No surprise—we are talking about Washington here—the supercommittee proved to be not so super. Its collapse created a “fiscal cliff” last December of expiring tax breaks and massive budget cuts. Again, a short-term compromise was reached that extended some tax cuts and temporarily postponed the sequestration cuts.
That reprieve expired March 1 for discretionary spending and April 1 for Medicare. This week's CR to keep the government running would extend those cuts.
It's no secret that Medicare is one of the major drivers of the nation's long-term budget deficit, and taking steps to rein in unnecessary and wasteful spending by the program is high on everyone's agenda—including providers. That's why they agreed to $155 billion in Medicare cuts in 2010 as their contribution to passage of the Patient Protection and Affordable Care Act.

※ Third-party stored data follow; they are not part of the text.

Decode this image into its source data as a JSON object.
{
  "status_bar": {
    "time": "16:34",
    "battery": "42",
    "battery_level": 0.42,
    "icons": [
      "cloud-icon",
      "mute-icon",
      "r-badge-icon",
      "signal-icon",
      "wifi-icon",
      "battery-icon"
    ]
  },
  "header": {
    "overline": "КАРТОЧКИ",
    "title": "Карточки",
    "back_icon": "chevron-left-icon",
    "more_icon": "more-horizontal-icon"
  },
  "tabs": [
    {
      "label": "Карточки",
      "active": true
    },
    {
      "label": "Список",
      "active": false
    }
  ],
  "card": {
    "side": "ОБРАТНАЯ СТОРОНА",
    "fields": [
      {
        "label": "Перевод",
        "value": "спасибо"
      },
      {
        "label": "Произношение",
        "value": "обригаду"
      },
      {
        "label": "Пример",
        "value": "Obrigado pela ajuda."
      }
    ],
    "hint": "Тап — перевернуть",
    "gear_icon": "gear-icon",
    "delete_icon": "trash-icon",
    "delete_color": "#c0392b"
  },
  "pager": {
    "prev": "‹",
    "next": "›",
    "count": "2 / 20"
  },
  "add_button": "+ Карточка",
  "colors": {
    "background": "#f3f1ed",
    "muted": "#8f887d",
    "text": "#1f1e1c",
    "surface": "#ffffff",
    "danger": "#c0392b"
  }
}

It wasn't pure altruism on their part. The reform law recycled that money into subsidies for the uninsured, most of which will wind up being spent on hospital and physician care (with 15% to 20% usually taken for insurance industry overhead). From the vantage point of providers, hospitals in particular, the compromise made sense because compensated care beats uncompensated care every time.
But Congress wasn't done whacking away at provider payments. There were temporary fixes needed for physician salaries, so Medicare and Medicaid became a logical place to look for budget offsets. Special payments for uncollectible debts were lowered. Payments to hospitals that serve a disproportionate share of the poor were cut.
In addition, the CMS continued to look for ways to whittle down what officials considered wasteful spending in the system. Rules updating the fee schedules for various diagnosis-related groups will cut those payments by more than $35 billion over 10 years. The agency adopted a three-day window for including ancillary services related to the DRG bundles, which eliminated another $4.2 billion in payments to hospitals.
While providers grumbled, they ultimately accepted those cuts, which the CMS claimed were data-driven. They vowed to “manage to Medicare”—that is, learn how to deliver the services at the price that the CMS paid.